Basic implementation structure
basic environment
In the actual development of SparkSQL, most of them are developed using IDEA.
add dependencies
<dependency>
<groupId>org.apache.spark</groupId>
<artifactId>spark-sql_2.12</artifactId>
<version>3.0.0</version>
</dependency>
Basic implementation structure
def main(args: Array[String]): Unit = {
//创建sparksql的运行环境
val sparkConf = new SparkConf().setMaster("local[*]").setAppName("sparkSQL")
//创建sparkSession对象
//.config()传入配置对象
val spark = SparkSession.builder().config(sparkConf).getOrCreate()
//执行逻辑操作
//关闭环境
spark.close()
}
Code
object sprakSQL01 {
def main(args: Array[String]): Unit = {
//创建sparksql的运行环境
val sparkConf = new SparkConf().setMaster("local[*]").setAppName("sparkSQL")
//创建sparkSession对象
//.config()传入配置对象
val spark = SparkSession.builder().config(sparkConf).getOrCreate()
//执行逻辑操作
//DataFrame
val df: DataFrame = spark.read.json("datas\\user.json")
//展示
//df.show()
//SQL
df.createOrReplaceTempView("user") //创建临时视图
spark.sql("select * from user").show()
spark.sql("select avg(age) from user").show()
//DSL
df.select("age", "username").show()
//在使用DataFrame时,如果涉及到转换操作,需要引入转换规则
import spark.implicits._
df.select($"age" + 1).show()
df.select('age + 1).show()
//DataSet
//DataFrame其实时特定泛型的DataSet
val seq = Seq(1, 2, 3, 4)
val ds: Dataset[Int] = seq.toDS()
ds.show()
//rdd <=> DataFrame
val rdd = spark.sparkContext.makeRDD(List((1, "张三", 30), (2, "李四", 20)))
val df1: DataFrame = rdd.toDF("id", "name", "age") //传入每列字段结构名称
val rdd1: RDD[Row] = df1.rdd
rdd1.collect().foreach(println)
//DataFrame<=>DataSet
val ds1: Dataset[User] = df1.as[User]
val df2: DataFrame = ds1.toDF()
//rdd<=>DataSet
val ds2: Dataset[User] = rdd.map {
case (id, name, age) => {
User(id, name, age)
}
}.toDS()
val userRDD: RDD[User] = ds2.rdd
//关闭环境
spark.close()
}
case class User(id: Int, name: String, age: Int)
}
user-defined function
Users can add custom functions through the spark.udf function to realize custom functions.
UDF
def main(args: Array[String]): Unit = {
//创建sparksql的运行环境
val sparkConf = new SparkConf().setMaster("local[*]").setAppName("sparkSQL")
//创建sparkSession对象
//.config()传入配置对象
val spark = SparkSession.builder().config(sparkConf).getOrCreate()
import spark.implicits._
val df: DataFrame = spark.read.json("datas\\user.json")
df.createOrReplaceTempView("user") //创建视图
spark.udf.register("defName",(name:String) =>{ //自定义函数
"name:" + name
})
spark.sql("select defName(username) , age from user").show() //使用自定义函数
}
OUT OF
Both strongly typed Dataset and weakly typed DataFrame provide relevant aggregation functions, such as count(), countDistinct(), avg(), max(), min().
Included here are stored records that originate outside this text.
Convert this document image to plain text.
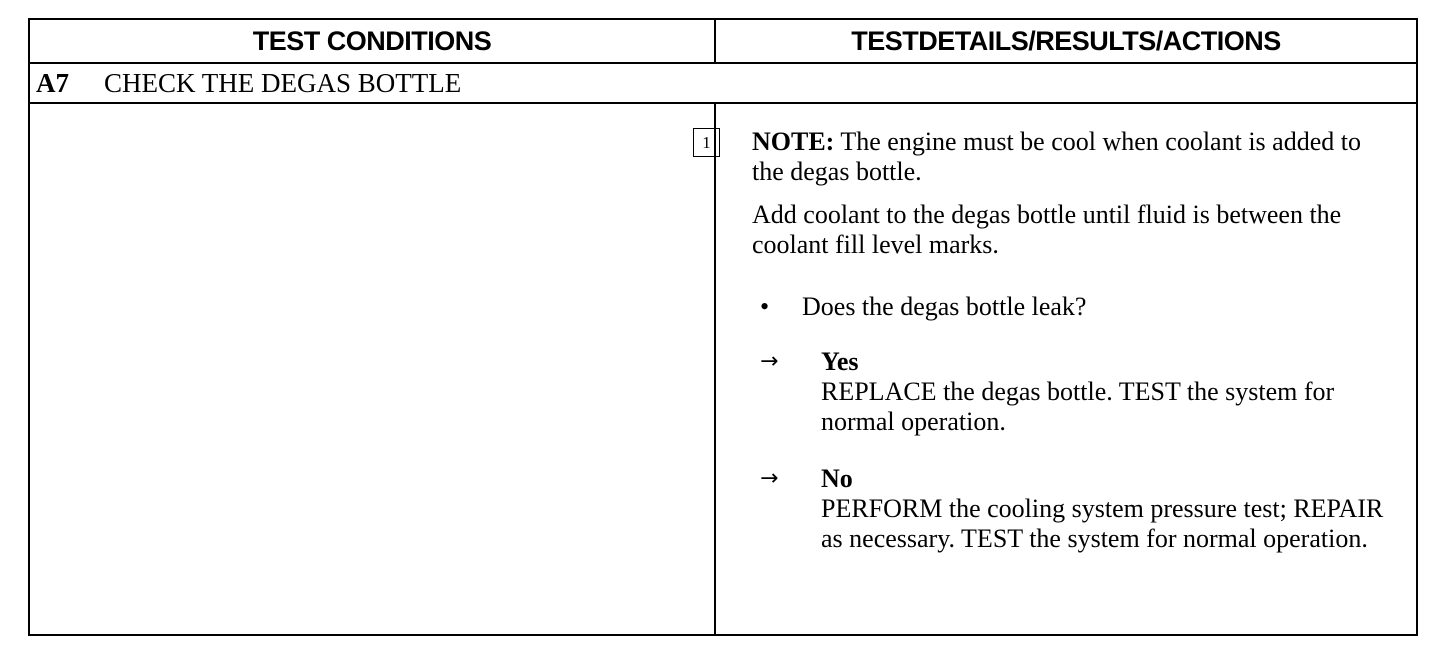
TEST CONDITIONS	TESTDETAILS/RESULTS/ACTIONS
A7	CHECK THE DEGAS BOTTLE
1	NOTE: The engine must be cool when coolant is added to the degas bottle.

Add coolant to the degas bottle until fluid is between the coolant fill level marks.

•	Does the degas bottle leak?
→	Yes
REPLACE the degas bottle. TEST the system for normal operation.
→	No
PERFORM the cooling system pressure test; REPAIR as necessary. TEST the system for normal operation.
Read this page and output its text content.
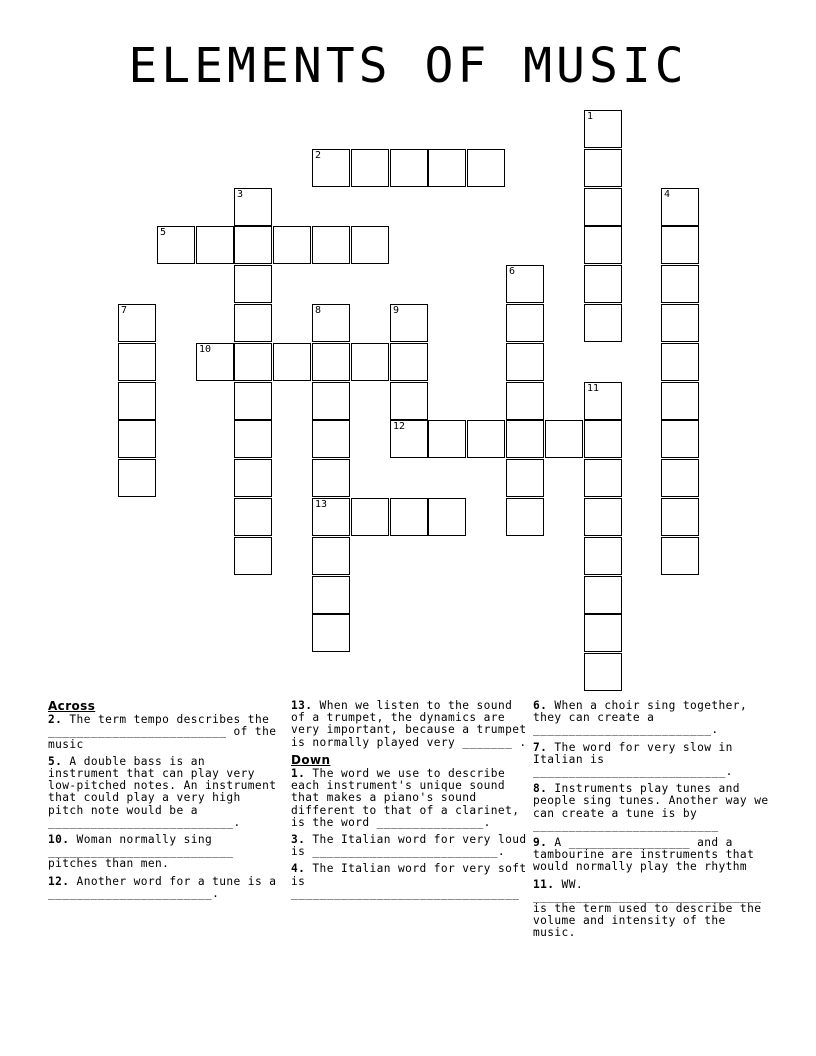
ELEMENTS OF MUSIC
1
2
3	4
5
6
7	8
13
9
10
11
12
Across
2. The term tempo describes the _________________________ of the music
5. A double bass is an instrument that can play very low-pitched notes. An instrument that could play a very high pitch note would be a __________________________.
10. Woman normally sing __________________________ pitches than men.
12. Another word for a tune is a _______________________.
13. When we listen to the sound of a trumpet, the dynamics are very important, because a trumpet is normally played very _______ .
Down
1. The word we use to describe each instrument's unique sound that makes a piano's sound different to that of a clarinet, is the word _______________.
3. The Italian word for very loud is __________________________.
4. The Italian word for very soft is ________________________________
6. When a choir sing together, they can create a _________________________.
7. The word for very slow in Italian is ___________________________.
8. Instruments play tunes and people sing tunes. Another way we can create a tune is by __________________________
9. A _________________ and a tambourine are instruments that would normally play the rhythm
11. WW. ________________________________ is the term used to describe the volume and intensity of the music.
In addition, users can set their own custom aggregation functions. Implement the user-defined weak type aggregate function by inheriting from UserDefinedAggregateFunction. Since Spark3.0, UserDefinedAggregateFunction has been deprecated. The strongly typed aggregate function Aggregator can be uniformly adopted
UDAF weak class function implementation
object sparkSQL03 {
def main(args: Array[String]): Unit = {
//创建sparksql的运行环境
val sparkConf = new SparkConf().setMaster("local[*]").setAppName("sparkSQL")
//创建sparkSession对象
//.config()传入配置对象
val spark = SparkSession.builder().config(sparkConf).getOrCreate()
import spark.implicits._
val df: DataFrame = spark.read.json("datas\\user.json")
df.createOrReplaceTempView("user") //创建视图
spark.udf.register("avgAge", new MyAvgUDAF)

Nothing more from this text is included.